The U.S. financial services unit of Chinese bank ICBC was hit Friday by a ransomware-type cyberattack that may have disrupted transactions with U.S. Treasury securities, CNBC reported.
Industrial and Commercial Bank of China, the world’s largest bank by assets, announced that its financial subsidiary, called ICBC Financial Services, was the target of a ransomware attack “which caused certain systems to malfunction.” Immediately after discovering the attack, ICBC “isolated the affected systems to contain the incident,” the state-owned bank said.
Ransomware is a type of cyberattack in which hackers seize control of systems or information and release it only after the victim pays a ransom. This type of attack has become popular among bad actors in recent years.
ICBC did not reveal who was behind the attack, but said it “conducted a thorough investigation and recovery efforts supported by its professional team of information security experts are progressing.”
ICBC said it “successfully completed” the US Treasury securities trades executed on Wednesday and the repo financing transactions executed on Thursday. A repo is a repurchase agreement, a type of short-term loan for government bond traders. However, several media reported that transactions with the US Treasury Department had gone awry.
The Financial Times reported on Friday, citing traders and banks, that the ransomware attack prevented a unit of ICBC from settling Treasury contracts on behalf of other market participants.
The US Treasury Department told CNBC: “We are aware of the cybersecurity issue and are in constant contact with key players in the financial sector in addition to federal regulators. We continue to monitor the situation.”
ICBC said its U.S. financial services division’s email and business systems operate independently of ICBC’s China operations.
The systems of ICBC’s head office, New York branch and other affiliated institutions at home and abroad were not affected by the cyber attack, ICBC said.
What did the Chinese government say?
Wang Wenbin, a spokesman for China’s Ministry of Foreign Affairs, said on Friday that ICBC was working to minimize the consequences and losses after the attack, Reuters reported. Speaking at a news conference, Wang said ICBC had paid special attention to the issue and had done well in emergency response and supervision, according to a Reuters article.

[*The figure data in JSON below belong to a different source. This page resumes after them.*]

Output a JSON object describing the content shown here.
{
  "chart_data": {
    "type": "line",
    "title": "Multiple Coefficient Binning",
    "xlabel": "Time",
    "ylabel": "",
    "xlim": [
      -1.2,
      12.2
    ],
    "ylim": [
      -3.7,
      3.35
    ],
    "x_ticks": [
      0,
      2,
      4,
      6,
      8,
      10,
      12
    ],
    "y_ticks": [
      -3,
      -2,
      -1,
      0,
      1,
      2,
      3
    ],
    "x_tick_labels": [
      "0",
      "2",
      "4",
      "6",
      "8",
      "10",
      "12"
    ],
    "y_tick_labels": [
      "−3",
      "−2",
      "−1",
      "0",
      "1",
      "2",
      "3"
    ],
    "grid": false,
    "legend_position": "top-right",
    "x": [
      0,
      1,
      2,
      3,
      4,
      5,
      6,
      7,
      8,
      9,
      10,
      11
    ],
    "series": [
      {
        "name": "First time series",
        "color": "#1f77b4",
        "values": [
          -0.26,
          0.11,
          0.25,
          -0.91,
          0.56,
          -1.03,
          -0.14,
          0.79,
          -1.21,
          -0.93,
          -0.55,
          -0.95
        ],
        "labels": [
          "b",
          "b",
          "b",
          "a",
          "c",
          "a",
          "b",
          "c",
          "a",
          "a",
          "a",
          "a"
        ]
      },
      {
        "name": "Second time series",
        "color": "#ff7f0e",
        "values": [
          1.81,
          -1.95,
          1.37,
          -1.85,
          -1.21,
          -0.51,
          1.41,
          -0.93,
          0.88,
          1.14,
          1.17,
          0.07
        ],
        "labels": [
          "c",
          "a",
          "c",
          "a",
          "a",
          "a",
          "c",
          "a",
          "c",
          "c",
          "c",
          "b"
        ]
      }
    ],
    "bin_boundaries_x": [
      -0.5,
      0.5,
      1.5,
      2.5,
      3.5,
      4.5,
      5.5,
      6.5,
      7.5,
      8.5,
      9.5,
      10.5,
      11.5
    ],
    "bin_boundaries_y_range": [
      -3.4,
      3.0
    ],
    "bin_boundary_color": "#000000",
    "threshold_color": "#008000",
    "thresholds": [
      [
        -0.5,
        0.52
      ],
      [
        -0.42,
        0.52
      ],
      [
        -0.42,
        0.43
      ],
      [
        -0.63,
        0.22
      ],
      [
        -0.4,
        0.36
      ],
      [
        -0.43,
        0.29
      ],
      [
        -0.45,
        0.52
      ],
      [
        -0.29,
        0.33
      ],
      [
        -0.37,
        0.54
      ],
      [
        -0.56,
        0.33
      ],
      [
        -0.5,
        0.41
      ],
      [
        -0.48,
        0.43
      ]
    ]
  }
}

What is known about ransomware attacks?
No one has yet claimed responsibility for the attack, and ICBC has not said who may be behind it.

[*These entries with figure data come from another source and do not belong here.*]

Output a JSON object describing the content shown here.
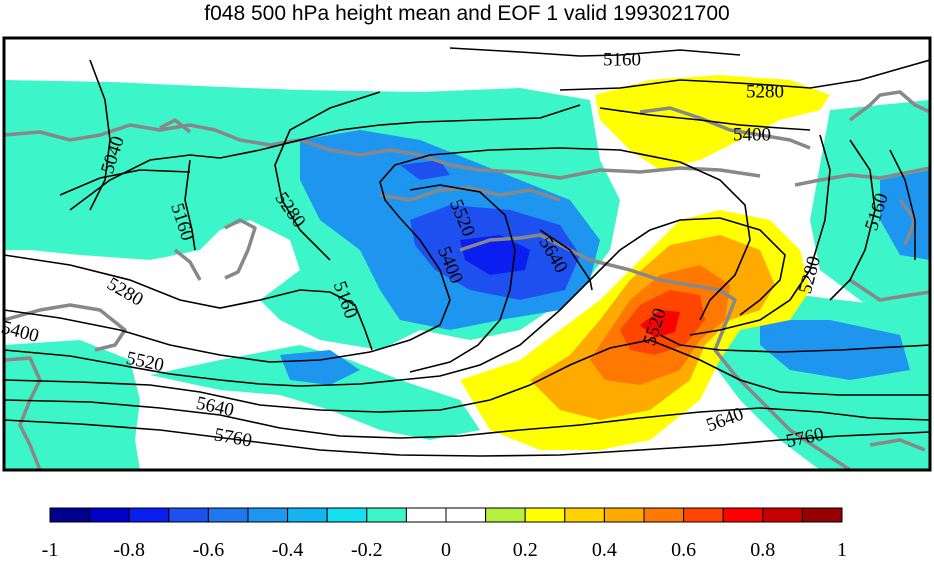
{
  "title": "f048 500 hPa height mean and EOF 1 valid 1993021700",
  "colorbar": {
    "colors": [
      "#00008c",
      "#0000c8",
      "#0a1ef0",
      "#1e50f0",
      "#1e78f0",
      "#1e96f0",
      "#14b4f0",
      "#14e0f0",
      "#3cf5c8",
      "#ffffff",
      "#ffffff",
      "#b4f03c",
      "#ffff00",
      "#ffd200",
      "#ffaa00",
      "#ff7800",
      "#ff4600",
      "#ff0000",
      "#c80000",
      "#960000"
    ],
    "tick_labels": [
      "-1",
      "-0.8",
      "-0.6",
      "-0.4",
      "-0.2",
      "0",
      "0.2",
      "0.4",
      "0.6",
      "0.8",
      "1"
    ]
  },
  "contour_labels": [
    {
      "id": "5160-top",
      "text": "5160"
    },
    {
      "id": "5280-top",
      "text": "5280"
    },
    {
      "id": "5400-ne",
      "text": "5400"
    },
    {
      "id": "5040-w",
      "text": "5040"
    },
    {
      "id": "5160-w",
      "text": "5160"
    },
    {
      "id": "5280-nw",
      "text": "5280"
    },
    {
      "id": "5520-c",
      "text": "5520"
    },
    {
      "id": "5400-c",
      "text": "5400"
    },
    {
      "id": "5640-c",
      "text": "5640"
    },
    {
      "id": "5280-w",
      "text": "5280"
    },
    {
      "id": "5400-w",
      "text": "5400"
    },
    {
      "id": "5160-c",
      "text": "5160"
    },
    {
      "id": "5520-w",
      "text": "5520"
    },
    {
      "id": "5520-e",
      "text": "5520"
    },
    {
      "id": "5640-w",
      "text": "5640"
    },
    {
      "id": "5760-w",
      "text": "5760"
    },
    {
      "id": "5640-e",
      "text": "5640"
    },
    {
      "id": "5760-e",
      "text": "5760"
    },
    {
      "id": "5160-e",
      "text": "5160"
    },
    {
      "id": "5280-e",
      "text": "5280"
    }
  ]
}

In the world of cyber security, finding out who is behind a cyber attack is often very difficult due to the methods hackers use to mask their location and identity. But there are clues about what software was used to carry out the attack.
Marcus Murray, founder of Swedish cybersecurity company Truesec, said the ransomware used is called LockBit 3.0. Murray said the information came from sources associated with Truesec, but he could not reveal who those sources were for privacy reasons.

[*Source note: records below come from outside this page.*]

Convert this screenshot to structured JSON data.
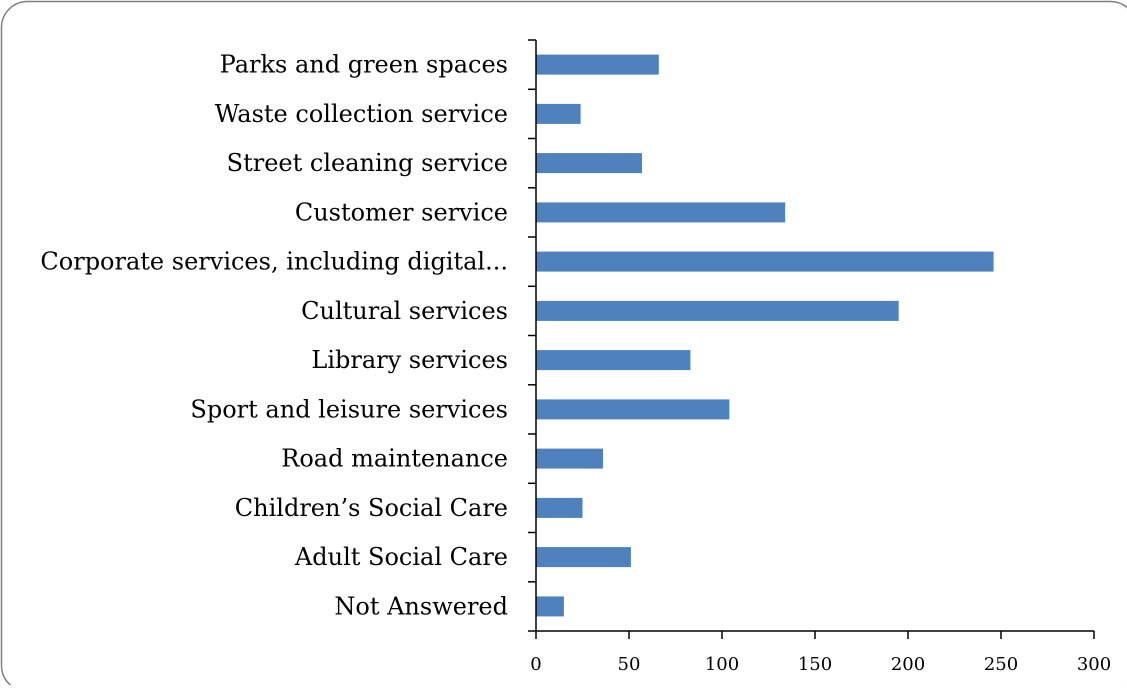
{
  "chart_data": {
    "type": "bar",
    "orientation": "horizontal",
    "categories": [
      "Parks and green spaces",
      "Waste collection service",
      "Street cleaning service",
      "Customer service",
      "Corporate services, including digital...",
      "Cultural services",
      "Library services",
      "Sport and leisure services",
      "Road maintenance",
      "Children’s Social Care",
      "Adult Social Care",
      "Not Answered"
    ],
    "values": [
      66,
      24,
      57,
      134,
      246,
      195,
      83,
      104,
      36,
      25,
      51,
      15
    ],
    "xlim": [
      0,
      300
    ],
    "xticks": [
      "0",
      "50",
      "100",
      "150",
      "200",
      "250",
      "300"
    ],
    "xtick_values": [
      0,
      50,
      100,
      150,
      200,
      250,
      300
    ],
    "title": "",
    "xlabel": "",
    "ylabel": "",
    "grid": false,
    "legend": "none",
    "colors": {
      "bar": "#4f81bd",
      "axis": "#000000",
      "frame": "#7f7f7f"
    }
  }
}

The Financial Times reported, citing two sources, that the LockBit 3.0 software was behind the attack.
CNBC could not independently verify the information.
This type of ransomware can enter an organization in a variety of ways. For example, when someone clicks on a malicious link in an email. Once inside, his goal is to obtain confidential information about the company.
VMware’s cybersecurity team said in a blog post last year that LockBit 3.0 is “a challenge for security researchers because each instance of malware requires a unique password to run, without which analysis is extremely difficult or impossible.” The researchers added that the ransomware is “reliably protected” from analysis.
The US government’s Cybersecurity and Infrastructure Agency calls LockBit 3.0 “more modular and workable,” making it harder to detect. LockBit is the most popular ransomware strain, accounting for about 28 percent of all known ransomware attacks between July 2022 and June 2023, according to data from cybersecurity firm Flashpoint.
What is LockBit?
LockBit is the group behind the software. Its business model is known as “ransomware as a service”. It actually sells its malware to other hackers, known as affiliates, who then go on to carry out cyberattacks. On dark web hacking forums, the leader of the group goes by the online name “LockBitSup.”
“The group posts primarily in Russian and English, but according to its website, the group claims to be based in the Netherlands and not politically motivated,” Flashpoint said in a blog post.
The group’s malware is known to target small and medium-sized businesses.
LockBit has previously claimed responsibility for ransomware attacks on Boeing and the UK’s Royal Mail. Royal Mail.
In June, the US Department of Justice charged the Russian with “conducting numerous LockBit ransomware and other cyberattacks” against computers in the US, Asia, Europe and Africa.
“LockBit actors have carried out more than 1,400 attacks on victims in the United States and around the world, making more than $100 million in ransom demands and receiving at least tens of millions of dollars in actual ransom payments in the form of Bitcoin.” reports the Ministry of Justice in a June press release. (Source: News.ro)
Source: Hot News
Lori Barajas is an accomplished journalist, known for her insightful and thought-provoking writing on economy. She currently works as a writer at 247 news reel. With a passion for understanding the economy, Lori’s writing delves deep into the financial issues that matter most, providing readers with a unique perspective on current events.